Conditional probability on zero probability events (Application)

551 Views Asked by At

This question can be regarded as an application to this question.

Let $(\Omega ,{\mathcal {F}},P)$ be a probability space, $Z_1$ is a $(M_1,{\mathcal {M}_1})$-value random variable (that is it is $(\mathcal{F},\mathcal{M}_1)$ measurable), $Z_2$ is a $(M_2,{\mathcal {M}}_2)$-value random variable, $W$ is a $(N,{\mathcal {N}})$-value random variable, and $g$ is a measurable function. Assume that $Z_1$ and $Z_2$ are independent given any realization $w$ of $W$ (For example, $Z_1 = W + X_1$ and $Z_2 = W + X_2$ and $X_1$ and $X_2$ are independent)

How can we use the definition to show that $P(Z_1 \in A_1, Z_2 \in A_2 \vert g(Z_1) \in B, W=w) = P(Z_1 \in A_1 \vert g(Z_1) \in B, W=w)P(Z_2 \in A_2 \vert W=w)?$

This is quite intuitive that this should be true and I know that if $W$ is a discrete random variable, we can show the correctness of it using Bayes's rule. But, because of the fact that $P(W=w)$ can be zero, I don't know how to proceed in the general case.
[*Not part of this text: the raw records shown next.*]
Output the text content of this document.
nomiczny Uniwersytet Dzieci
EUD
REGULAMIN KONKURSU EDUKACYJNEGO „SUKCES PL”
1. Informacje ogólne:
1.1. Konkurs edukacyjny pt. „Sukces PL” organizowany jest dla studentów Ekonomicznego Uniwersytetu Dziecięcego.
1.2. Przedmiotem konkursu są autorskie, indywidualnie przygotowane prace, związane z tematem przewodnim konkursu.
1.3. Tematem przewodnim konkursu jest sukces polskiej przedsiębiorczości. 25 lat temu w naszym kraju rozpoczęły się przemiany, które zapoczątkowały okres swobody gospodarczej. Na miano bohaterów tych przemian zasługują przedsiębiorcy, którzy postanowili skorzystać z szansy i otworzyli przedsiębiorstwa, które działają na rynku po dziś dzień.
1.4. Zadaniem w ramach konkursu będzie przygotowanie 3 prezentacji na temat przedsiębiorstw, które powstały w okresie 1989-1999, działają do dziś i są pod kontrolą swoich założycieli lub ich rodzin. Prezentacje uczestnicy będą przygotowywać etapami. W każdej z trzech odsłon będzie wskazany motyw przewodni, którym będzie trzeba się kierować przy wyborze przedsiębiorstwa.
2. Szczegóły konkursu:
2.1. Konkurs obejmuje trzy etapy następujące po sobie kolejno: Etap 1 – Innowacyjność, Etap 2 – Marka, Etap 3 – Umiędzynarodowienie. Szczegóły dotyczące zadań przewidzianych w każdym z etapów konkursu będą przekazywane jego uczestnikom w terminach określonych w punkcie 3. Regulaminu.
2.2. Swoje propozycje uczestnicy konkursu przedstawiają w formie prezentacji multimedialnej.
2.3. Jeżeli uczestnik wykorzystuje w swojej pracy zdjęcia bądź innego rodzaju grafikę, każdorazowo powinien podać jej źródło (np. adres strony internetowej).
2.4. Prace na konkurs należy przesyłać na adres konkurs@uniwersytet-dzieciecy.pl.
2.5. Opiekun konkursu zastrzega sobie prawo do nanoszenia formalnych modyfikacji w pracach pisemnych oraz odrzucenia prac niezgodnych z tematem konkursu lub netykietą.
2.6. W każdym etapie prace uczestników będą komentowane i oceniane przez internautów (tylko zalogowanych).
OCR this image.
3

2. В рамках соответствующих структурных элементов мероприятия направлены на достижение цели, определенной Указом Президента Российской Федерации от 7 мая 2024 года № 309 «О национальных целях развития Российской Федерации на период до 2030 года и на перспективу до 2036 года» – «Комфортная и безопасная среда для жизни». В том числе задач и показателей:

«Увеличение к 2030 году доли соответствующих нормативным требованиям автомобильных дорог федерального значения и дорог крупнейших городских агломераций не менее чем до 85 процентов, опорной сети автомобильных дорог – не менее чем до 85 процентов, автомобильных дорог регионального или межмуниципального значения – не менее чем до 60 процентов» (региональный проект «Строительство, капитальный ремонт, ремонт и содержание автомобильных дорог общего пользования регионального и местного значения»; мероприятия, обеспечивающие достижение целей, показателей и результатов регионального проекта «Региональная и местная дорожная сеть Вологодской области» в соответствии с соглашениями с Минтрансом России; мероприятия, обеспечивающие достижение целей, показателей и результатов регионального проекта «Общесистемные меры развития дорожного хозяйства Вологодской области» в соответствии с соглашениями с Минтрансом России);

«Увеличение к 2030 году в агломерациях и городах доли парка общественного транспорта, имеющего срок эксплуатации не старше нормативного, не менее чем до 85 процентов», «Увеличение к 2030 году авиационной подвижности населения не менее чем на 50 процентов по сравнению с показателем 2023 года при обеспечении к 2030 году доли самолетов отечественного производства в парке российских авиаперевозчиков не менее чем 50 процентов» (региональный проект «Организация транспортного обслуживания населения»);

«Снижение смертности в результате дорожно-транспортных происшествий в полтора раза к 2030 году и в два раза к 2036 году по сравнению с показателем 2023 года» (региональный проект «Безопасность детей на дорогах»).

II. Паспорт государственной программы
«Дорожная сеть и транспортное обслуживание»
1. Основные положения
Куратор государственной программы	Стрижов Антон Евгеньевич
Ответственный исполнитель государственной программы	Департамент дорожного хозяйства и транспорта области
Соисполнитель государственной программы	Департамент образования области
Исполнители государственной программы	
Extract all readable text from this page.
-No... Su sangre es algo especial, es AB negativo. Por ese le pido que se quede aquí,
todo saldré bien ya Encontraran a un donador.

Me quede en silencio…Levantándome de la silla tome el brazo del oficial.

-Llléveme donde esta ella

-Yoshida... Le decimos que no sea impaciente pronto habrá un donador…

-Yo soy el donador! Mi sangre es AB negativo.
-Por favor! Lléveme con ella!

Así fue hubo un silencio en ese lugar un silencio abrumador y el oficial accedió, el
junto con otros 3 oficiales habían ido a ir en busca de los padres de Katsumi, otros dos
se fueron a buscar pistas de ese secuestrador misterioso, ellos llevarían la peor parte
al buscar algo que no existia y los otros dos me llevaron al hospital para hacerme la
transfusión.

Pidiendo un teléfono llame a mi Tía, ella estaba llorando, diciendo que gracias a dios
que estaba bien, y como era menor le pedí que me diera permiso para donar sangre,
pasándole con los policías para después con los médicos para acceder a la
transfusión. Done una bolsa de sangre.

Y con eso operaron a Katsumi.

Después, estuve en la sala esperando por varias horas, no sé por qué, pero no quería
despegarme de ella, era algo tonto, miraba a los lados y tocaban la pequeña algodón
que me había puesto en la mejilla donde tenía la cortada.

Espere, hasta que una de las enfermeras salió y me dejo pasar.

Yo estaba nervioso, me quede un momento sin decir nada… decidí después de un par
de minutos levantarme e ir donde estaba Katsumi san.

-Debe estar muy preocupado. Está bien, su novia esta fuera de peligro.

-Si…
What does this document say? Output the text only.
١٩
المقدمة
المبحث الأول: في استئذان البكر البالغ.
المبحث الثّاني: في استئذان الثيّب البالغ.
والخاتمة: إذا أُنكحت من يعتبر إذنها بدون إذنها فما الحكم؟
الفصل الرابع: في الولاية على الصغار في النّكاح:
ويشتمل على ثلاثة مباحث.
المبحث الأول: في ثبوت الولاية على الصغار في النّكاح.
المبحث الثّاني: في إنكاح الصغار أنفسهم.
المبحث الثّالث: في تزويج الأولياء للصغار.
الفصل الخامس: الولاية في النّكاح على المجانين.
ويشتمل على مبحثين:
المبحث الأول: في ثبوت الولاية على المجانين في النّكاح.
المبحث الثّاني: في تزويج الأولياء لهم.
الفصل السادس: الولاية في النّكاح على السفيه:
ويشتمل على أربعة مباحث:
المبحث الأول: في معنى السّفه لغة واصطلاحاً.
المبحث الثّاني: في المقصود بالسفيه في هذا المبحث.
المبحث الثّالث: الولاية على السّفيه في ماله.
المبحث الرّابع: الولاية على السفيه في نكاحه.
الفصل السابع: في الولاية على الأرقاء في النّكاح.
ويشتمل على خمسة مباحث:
My solution: According to here, if $\mathcal{N}$ is a Borel sigma-algebra, and $g$ is Borel measurable, then: \begin{align} &P(Z_1 \in A_1, Z_2 \in A_2 \vert g(Z_1) \in B, W=w)= \\ &\lim_{r \mapsto 0} P(Z_1 \in A_1, Z_2 \in A_2 \vert g(Z_1) \in B, W \in (w-r,w+r)) = \\ &\lim_{r \mapsto 0} \dfrac{P(Z_1 \in A_1, Z_2 \in A_2, g(Z_1) \in B \vert W \in (w-r,w+r))}{P(g(Z_1) \in B \vert W \in (w-r,w+r))} = \\ &\lim_{r \mapsto 0} \dfrac{P(Z_1 \in A_1, g(Z_1) \in B \vert W \in (w-r,w+r))P(Z_2 \in A_2 \vert W \in (w-r,w+r))}{P(g(Z_1) \in B \vert W \in (w-r,w+r))} = \\ &\lim_{r \mapsto 0} P(Z_1 \in A_1 \vert g(Z_1) \in B, W \in (w-r,w+r))P(Z_2 \in A_2 \vert W \in (w-r,w+r))= \\ & P(Z_1 \in A_1 \vert g(Z_1) \in B, W=w)P(Z_2 \in A_2 \vert W=w). \end{align} Is this correct if $\mathcal{N}$ is a Borel sigma-algebra, and $g$ is Borel measurable?

1

There are 1 best solutions below

12
On BEST ANSWER

Here's a short and sweet derivation of the equation you are interested in, followed by a detailed explanation.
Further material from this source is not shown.